Although more than half the 23,300 abortions reported in 2005 were done in clinics, a number of hospitals also perform them. Catholics should at the least tell hospital officials they oppose this, said Father Euteneuer.
“We have an obligation not to remain silent in the face of evil,” he said. “Yet based upon the parable of the weeds among the wheat, the Church recognizes that we often have to live and work in situations of great evil, yet without compromising our values.”
Say, for example, a Catholic was a patient or worked at a hospital that also performed abortions or sterilizations, or dispensed contraception. Of course, the Catholic could not morally agree with or cooperate with these acts, but he could still remain employed there or use other hospital services -- provided his involvement was only with morally unobjectionable activities, Father Euteneuer said.
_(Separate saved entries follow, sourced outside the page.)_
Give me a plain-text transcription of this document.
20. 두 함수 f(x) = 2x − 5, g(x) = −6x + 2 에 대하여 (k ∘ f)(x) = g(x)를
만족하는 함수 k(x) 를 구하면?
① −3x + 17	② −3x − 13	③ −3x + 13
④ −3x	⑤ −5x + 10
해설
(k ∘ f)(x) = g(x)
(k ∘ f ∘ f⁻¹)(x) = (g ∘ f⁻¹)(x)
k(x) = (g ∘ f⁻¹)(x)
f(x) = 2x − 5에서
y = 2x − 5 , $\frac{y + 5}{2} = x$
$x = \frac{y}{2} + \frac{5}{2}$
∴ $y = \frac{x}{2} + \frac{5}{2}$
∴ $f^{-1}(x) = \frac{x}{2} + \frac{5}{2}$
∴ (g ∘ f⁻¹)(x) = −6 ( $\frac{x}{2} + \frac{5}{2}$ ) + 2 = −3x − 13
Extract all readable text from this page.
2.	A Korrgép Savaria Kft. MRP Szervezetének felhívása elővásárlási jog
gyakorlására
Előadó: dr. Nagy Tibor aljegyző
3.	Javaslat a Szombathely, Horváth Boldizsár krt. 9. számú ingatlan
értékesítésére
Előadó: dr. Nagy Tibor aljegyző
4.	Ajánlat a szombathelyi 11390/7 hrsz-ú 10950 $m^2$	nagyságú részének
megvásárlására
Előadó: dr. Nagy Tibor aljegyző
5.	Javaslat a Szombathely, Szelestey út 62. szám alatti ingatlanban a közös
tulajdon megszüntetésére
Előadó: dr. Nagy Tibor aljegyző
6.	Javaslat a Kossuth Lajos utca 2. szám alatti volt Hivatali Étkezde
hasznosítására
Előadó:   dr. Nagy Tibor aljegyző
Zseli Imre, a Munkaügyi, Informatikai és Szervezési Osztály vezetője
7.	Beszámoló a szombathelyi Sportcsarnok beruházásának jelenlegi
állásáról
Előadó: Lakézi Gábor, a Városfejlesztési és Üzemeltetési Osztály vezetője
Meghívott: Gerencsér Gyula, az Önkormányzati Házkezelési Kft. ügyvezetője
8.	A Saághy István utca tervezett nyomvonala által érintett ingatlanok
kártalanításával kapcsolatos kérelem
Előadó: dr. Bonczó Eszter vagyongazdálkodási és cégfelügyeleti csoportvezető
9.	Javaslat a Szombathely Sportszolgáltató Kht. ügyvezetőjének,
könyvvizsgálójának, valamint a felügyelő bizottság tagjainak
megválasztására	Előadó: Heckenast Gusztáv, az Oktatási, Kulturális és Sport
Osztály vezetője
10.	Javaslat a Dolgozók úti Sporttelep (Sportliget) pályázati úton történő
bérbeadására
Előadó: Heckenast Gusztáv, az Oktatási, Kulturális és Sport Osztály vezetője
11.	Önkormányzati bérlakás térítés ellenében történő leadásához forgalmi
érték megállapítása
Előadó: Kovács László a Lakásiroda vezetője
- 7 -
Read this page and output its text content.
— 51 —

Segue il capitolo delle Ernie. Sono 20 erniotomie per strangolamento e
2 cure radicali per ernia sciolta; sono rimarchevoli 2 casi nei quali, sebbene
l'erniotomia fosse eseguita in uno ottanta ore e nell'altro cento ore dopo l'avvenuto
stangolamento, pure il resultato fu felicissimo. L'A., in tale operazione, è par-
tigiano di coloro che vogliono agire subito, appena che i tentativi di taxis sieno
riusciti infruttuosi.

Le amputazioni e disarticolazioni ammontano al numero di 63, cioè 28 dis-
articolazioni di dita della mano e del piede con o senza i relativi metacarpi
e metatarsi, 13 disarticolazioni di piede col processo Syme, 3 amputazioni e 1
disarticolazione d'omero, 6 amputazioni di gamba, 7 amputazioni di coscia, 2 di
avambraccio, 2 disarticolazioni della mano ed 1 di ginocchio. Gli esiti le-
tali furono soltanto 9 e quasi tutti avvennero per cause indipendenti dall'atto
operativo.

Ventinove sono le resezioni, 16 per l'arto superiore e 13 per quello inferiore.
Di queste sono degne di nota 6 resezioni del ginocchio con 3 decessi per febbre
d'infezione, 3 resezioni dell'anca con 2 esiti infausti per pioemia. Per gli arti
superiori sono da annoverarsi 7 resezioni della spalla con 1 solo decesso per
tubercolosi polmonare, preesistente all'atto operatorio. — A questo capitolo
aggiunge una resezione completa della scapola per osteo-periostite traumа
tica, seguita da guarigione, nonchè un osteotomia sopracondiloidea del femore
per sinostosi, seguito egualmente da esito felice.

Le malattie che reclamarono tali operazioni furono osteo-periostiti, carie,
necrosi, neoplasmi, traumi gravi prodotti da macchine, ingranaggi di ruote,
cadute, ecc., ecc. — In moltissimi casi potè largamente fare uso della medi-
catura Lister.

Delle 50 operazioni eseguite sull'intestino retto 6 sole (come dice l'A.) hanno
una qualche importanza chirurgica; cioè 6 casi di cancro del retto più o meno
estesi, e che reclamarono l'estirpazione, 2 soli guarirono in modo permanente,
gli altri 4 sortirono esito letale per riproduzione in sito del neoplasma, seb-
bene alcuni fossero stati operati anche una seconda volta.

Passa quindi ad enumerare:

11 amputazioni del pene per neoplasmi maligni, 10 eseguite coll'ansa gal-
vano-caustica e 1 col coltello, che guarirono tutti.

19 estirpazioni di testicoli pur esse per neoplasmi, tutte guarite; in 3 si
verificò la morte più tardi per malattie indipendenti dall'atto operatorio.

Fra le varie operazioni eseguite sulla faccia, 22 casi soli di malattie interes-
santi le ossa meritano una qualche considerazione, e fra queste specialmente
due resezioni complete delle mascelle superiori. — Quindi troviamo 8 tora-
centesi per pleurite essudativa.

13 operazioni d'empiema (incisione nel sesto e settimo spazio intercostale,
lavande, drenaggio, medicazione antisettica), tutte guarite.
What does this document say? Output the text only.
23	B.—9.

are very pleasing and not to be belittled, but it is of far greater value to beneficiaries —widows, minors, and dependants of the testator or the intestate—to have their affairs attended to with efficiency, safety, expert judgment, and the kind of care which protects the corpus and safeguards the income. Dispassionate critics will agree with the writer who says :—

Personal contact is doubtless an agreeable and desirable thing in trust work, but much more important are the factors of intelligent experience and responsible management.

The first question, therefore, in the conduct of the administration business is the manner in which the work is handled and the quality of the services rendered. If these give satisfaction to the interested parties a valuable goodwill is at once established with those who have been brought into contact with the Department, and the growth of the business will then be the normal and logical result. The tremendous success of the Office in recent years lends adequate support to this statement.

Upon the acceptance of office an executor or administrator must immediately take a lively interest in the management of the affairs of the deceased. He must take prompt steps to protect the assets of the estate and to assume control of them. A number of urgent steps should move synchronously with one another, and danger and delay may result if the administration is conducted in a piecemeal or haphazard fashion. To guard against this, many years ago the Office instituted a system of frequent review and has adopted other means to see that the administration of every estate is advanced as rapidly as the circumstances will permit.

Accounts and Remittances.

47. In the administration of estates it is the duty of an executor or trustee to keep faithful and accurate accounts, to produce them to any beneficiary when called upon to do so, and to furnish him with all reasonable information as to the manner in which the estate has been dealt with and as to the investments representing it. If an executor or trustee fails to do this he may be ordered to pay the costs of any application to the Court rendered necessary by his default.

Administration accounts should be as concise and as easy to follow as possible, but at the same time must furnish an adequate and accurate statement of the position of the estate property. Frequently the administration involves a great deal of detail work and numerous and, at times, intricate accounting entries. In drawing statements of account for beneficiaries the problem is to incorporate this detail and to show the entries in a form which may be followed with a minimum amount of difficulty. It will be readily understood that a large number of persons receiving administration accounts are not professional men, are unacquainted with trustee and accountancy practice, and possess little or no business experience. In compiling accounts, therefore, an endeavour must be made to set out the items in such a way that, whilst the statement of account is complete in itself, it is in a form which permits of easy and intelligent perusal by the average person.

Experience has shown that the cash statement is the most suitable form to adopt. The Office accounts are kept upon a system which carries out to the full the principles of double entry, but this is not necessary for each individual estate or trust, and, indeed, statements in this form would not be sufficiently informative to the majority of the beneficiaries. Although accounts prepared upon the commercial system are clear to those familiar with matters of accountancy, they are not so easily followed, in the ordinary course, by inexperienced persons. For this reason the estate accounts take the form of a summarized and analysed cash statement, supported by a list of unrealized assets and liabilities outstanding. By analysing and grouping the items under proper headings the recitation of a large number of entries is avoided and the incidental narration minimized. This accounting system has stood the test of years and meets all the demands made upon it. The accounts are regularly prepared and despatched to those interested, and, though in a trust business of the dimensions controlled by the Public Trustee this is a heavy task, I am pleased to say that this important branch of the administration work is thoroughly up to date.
“However, there is a long-standing Christian tradition of conscientious objection to institutions where evil acts are performed,” he added. “One can exercise this conscientious objection in a radical way by resigning employment as a witness against them, by speaking out against abuses from within, or simply by boycotting their services and protesting them from without.”
His visit included a stop at the Boston office of A Woman’s Concern, where he praised the lifesaving work of this eastern Massachusetts pregnancy help network. He spoke to Boston University’s Catholic Center and called young pro-life activists “the greatest hope we have for the future.”
In fact, Father Euteneuer said in a separate interview, if laity and clergy of all ages will “return to full Catholic orthodoxy and a zealous missionary spirit, then the Catholic Church, as the fullest expression of the Church that Christ founded, will actually transform our society.
“As for the laity, their mode of evangelizing our world is above all by fully accepting the Church’s teaching on sexual morality,” he said.
Sixty percent of abortions are the result of failed contraception, he noted; birth control is a corruption of God’s plan for sexuality.
The clergy’s responsibility is “to preach the whole truth of Christ to our people,” he said. “I for one will never be silent about the things people really need to hear for their salvation because I have to appear before the throne of God one day to render an account of my ministry.”
Finally, he said, all Catholics need to pray for a rebirth of moral courage. “One day we will see America again abortion free,” he predicted. “We will only do that with God, with Our Lady, and on our knees.”